The resumes of female candidates will wind up at the bottom of the pile. So would applications from black candidates, because the algorithm also picks up racial biases from articles.
That’s a problem just on its face, but it’s even more of an issue when you consider that one of the other big reasons why computer programs wind up being inadvertently biased is because there’s such limited diversity among computer programmers themselves.
But here’s the good news: Kalai and his colleagues have found a way to weed these biases out of word embedding algorithms. In a recent paper, they’ve shown that if you tell the algorithms to ignore certain relationships, they can extrapolate outwards.
To help make it clear, he made a little graphic explanation. (Word embeddings actually work in a 300-dimension vector space … but we’ll stick to two.)
Words are arranged according to their gender associations: words seen as masculine on the right, words seen as feminine on the left.

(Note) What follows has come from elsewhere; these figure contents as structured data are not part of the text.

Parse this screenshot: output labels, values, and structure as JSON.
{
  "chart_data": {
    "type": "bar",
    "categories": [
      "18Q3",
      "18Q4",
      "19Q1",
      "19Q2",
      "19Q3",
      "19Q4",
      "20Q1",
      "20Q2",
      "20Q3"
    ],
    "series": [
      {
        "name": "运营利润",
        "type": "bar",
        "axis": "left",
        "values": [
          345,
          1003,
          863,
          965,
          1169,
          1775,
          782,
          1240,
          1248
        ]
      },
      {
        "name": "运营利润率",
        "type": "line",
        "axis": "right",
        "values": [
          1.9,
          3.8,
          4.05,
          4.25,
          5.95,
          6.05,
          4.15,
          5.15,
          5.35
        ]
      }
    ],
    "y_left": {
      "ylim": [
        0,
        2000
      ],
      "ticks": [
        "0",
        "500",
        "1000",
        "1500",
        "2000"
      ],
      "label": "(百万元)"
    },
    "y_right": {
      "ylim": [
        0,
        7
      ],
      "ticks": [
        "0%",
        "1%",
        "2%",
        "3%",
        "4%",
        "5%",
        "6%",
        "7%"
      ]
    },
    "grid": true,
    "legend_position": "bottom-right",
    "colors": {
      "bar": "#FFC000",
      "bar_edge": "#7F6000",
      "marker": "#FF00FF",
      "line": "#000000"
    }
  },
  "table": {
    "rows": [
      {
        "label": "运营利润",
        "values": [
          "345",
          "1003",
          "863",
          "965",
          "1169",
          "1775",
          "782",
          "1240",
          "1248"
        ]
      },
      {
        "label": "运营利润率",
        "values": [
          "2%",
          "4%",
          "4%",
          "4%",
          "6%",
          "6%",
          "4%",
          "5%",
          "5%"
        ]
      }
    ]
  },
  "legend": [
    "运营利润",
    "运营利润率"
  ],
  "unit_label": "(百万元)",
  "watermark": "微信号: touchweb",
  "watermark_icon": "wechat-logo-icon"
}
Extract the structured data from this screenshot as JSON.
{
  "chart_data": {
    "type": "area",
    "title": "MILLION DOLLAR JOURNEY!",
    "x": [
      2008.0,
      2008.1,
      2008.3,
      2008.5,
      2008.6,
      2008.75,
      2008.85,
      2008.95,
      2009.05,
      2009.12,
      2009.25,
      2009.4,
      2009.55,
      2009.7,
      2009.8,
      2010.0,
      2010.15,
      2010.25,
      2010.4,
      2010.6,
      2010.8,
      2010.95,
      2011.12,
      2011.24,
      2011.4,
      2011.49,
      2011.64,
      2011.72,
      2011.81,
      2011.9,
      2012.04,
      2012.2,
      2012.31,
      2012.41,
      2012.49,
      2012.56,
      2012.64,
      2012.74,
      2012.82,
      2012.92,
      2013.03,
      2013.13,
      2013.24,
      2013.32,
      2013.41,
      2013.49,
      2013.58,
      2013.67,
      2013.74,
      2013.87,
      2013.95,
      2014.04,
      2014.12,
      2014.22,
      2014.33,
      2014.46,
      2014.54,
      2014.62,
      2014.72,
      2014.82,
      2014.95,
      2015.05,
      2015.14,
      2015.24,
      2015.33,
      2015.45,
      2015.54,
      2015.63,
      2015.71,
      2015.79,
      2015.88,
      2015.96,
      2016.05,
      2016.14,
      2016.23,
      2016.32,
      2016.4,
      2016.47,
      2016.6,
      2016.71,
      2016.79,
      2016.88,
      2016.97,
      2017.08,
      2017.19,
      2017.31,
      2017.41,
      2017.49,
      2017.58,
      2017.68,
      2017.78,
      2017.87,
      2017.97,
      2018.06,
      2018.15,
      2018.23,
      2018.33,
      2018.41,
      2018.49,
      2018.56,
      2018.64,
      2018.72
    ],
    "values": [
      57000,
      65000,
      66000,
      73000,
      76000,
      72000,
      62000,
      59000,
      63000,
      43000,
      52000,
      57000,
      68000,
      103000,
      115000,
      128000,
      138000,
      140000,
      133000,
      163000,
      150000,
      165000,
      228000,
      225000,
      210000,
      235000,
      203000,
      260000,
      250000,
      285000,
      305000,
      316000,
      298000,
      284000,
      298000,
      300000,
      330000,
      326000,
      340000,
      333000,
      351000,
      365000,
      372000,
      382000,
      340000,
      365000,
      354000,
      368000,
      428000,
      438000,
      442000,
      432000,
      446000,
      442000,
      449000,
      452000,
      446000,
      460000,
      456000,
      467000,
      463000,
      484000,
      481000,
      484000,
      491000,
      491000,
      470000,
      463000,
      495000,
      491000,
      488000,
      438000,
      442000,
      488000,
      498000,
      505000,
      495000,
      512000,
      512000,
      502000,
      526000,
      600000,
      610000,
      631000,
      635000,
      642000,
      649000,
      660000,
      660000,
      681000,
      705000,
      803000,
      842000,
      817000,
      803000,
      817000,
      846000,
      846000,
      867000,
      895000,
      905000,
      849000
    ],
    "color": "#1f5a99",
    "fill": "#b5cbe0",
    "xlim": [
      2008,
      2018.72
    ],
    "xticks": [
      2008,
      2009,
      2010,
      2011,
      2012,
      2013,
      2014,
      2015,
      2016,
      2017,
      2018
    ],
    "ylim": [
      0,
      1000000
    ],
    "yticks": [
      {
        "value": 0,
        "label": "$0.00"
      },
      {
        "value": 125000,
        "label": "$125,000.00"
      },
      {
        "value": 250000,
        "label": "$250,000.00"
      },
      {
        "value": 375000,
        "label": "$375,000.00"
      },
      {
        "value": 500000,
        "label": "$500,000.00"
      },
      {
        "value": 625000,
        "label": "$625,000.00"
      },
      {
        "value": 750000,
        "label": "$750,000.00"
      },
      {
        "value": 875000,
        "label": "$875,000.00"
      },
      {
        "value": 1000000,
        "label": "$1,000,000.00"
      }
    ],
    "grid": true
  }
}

The words below the dividing line are words like mother, sister, father, uncle — words that a dictionary might classify as masculine or feminine.
The words above the line — nurse or sassy or computer programmer — have gender associations that are more problematic.
So Kalai and his colleagues want to bring the words above the line to a central, non-gendered point. Similar work can be done with other stereotypical markers of race, class, or ability.
Kalai wants to be clear, though: Their project is only offering a technique to de-bias word embeddings. They’re very intentionally not offering the de-biased word embeddings themselves.
“We’re computer scientists,” he says. “We’re not going to choose what is a good bias and what is a bad bias.”
He says there may be some instances where having certain biases in your program is useful. You might want to be able to distinguish based on gender when targeting certain health-related ads, for example, or keep the biases in the algorithm so that you can study them.
For Kalai, the problem is not that people sometimes use word embedding algorithms that differentiate between gender or race, or even algorithms that reflect human bias.
The problem is that people are using the algorithms as a black box piece of code, plugging them in to larger programs without considering the biases they contain, and without making careful decisions about whether or not they should be there.